System Design: Multi-Region, 50k QPS, p95 < 100 ms
Context
Design an online, read-heavy key-value service (for example, a user profile or feature lookup) used by latency-sensitive applications worldwide. Clients connect from multiple continents. The service must be highly available across multiple regions and maintain low tail latency.

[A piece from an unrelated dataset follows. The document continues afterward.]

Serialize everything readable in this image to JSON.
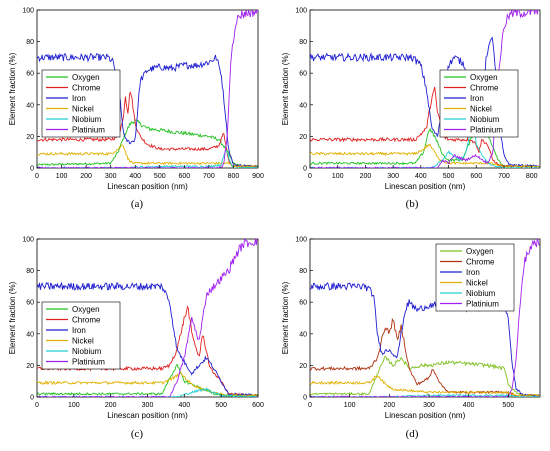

Assume small payloads (1–5 KB), id-based access patterns, and that strong read-after-write consistency is required within a region for a session, but cross-region consistency can be eventual.
Requirements
-
Traffic target: 50k peak QPS (global), p95 latency under 100 ms.
-
Multi-region, active-active, highly available design with zero single-region dependency.
-
Include APIs, data model, caching, consistency, partitioning, failure handling, rollout/canary.
-
Do back-of-the-envelope capacity planning (reads vs writes, growth, peak vs average, instance sizing, egress).
-
Build a performance model to predict end-to-end latency under load (service time breakdown, queueing approximations such as Little’s Law), and identify bottlenecks.
-
Propose concrete mitigations and define SLOs, monitoring, and load-testing to validate the model.
Deliverables
-
API design (CRUD, batch, idempotency, versioning, errors).
-
Storage schema and indexing; partitioning strategy.
-
Caching layers and invalidation strategy.
-
Consistency model (regional and cross-region) and conflict resolution.
-
Failure handling (zone, region, network partitions, thundering herd) and client resiliency.
-
Rollout and canary strategies (schema and code).
-
Capacity planning with numerical estimates: read/write ratio, data growth over 12 months, peak vs average, instance count and size, and network egress.
-
Performance model with queueing approximations; identify bottlenecks.
-
Mitigations (e.g., batching, async, indexes, autoscaling, circuit breaking).
-
SLOs, monitoring, and load-testing plans to validate performance and availability.